De retour, ma dernière session terminée et mon habilitation quasi obtenue je pouvais m’installer comme agriculteur. Il me restait à effectuer l’ultime stage de six mois chez un professionnel, et que celui-ci me le valide. Je pourrais ensuite voler définitivement de mes propres ailes ce qui, en l’état de mes finances, signifierait entrer au service d’un société ou d’un propriétaire.
Je me dis que à chaque jour suffisait sa peine.
Pour une dernière fois, mon protecteur fit jouer ses relations et me proposa plusieurs tuteurs. J’examinais les propositions.

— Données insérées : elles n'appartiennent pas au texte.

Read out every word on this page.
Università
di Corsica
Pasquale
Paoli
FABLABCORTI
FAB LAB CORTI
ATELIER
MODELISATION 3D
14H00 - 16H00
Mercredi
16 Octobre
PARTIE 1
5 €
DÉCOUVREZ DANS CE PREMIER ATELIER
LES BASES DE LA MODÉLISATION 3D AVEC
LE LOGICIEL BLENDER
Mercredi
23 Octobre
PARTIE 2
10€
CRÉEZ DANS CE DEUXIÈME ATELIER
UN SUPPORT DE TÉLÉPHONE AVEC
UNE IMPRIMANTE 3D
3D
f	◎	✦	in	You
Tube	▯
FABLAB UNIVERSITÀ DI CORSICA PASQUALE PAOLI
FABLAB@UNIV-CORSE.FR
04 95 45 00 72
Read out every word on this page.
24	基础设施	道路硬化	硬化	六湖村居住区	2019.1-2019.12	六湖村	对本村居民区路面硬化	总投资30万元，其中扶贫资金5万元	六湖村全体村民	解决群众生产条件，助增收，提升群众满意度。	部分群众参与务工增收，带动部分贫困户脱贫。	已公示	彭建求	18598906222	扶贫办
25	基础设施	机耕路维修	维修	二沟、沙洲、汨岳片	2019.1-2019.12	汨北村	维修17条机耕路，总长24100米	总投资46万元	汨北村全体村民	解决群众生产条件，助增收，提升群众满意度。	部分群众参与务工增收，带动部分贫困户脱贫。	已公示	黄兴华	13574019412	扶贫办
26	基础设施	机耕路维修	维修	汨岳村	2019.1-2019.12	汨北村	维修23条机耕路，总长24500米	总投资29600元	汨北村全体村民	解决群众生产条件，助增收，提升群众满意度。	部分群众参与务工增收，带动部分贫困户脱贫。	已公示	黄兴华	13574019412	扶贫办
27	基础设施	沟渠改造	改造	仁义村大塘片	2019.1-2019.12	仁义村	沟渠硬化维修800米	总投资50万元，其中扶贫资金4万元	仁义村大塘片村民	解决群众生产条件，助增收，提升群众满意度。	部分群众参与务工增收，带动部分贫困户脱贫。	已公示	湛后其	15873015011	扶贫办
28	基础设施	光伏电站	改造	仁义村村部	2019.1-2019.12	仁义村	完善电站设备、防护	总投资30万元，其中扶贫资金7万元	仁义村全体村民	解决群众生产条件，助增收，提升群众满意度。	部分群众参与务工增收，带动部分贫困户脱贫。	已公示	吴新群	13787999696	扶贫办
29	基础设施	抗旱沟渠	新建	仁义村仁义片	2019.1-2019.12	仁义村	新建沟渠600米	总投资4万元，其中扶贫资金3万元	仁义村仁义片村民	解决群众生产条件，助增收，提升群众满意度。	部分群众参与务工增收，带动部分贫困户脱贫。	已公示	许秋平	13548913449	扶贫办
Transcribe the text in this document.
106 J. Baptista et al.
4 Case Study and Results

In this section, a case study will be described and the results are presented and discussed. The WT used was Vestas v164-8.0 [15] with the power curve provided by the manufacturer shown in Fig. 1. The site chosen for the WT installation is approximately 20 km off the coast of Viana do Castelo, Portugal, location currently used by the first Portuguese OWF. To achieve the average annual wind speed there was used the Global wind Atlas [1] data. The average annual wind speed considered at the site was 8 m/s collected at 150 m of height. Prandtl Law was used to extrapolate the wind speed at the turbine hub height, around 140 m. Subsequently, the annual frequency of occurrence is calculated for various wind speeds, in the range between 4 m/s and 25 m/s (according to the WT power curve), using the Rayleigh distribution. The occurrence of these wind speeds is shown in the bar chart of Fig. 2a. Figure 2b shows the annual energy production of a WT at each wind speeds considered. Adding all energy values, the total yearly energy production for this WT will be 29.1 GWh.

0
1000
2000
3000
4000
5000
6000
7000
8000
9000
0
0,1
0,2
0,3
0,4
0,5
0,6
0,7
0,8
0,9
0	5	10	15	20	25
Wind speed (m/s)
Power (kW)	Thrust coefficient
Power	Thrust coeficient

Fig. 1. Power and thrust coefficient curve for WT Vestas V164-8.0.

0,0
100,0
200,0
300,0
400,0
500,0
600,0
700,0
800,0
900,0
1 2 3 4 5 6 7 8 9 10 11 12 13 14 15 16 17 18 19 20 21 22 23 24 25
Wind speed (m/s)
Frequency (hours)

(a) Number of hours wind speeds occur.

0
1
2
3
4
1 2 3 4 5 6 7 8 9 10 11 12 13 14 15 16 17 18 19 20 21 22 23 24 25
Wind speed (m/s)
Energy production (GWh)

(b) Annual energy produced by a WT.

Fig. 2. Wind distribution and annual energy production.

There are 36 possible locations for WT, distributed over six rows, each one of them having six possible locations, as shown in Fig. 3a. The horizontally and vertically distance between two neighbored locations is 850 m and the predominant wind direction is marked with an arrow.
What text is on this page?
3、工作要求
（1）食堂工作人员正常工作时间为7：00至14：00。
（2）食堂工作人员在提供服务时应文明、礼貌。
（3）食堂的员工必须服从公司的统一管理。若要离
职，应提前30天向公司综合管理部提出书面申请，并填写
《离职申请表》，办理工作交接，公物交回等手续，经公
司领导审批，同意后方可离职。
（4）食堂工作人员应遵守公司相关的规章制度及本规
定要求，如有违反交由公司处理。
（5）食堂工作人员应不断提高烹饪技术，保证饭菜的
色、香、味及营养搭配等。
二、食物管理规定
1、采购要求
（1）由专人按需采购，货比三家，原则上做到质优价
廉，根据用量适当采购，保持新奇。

Il y avait un producteur de blé beauceron dont nous savions bien que je n’avais que faire ni n’approuvais le modèle cultural. Un vigneron du Var, mais toujours abonné aux pratiques conventionnelles aussi bien de culture de la vigne que d’élevage du vin. Un maraîcher bio, un gros apiculteur – j’ai une passion pour les abeilles – pas sympa, et quelques autres ainsi que, pour finir, celui que je choisis guidé, je dois dire, et même carrément poussé par mon bienfaiteur : le propriétaire d’un domaine cévenol dans la haute vallée du Gardon.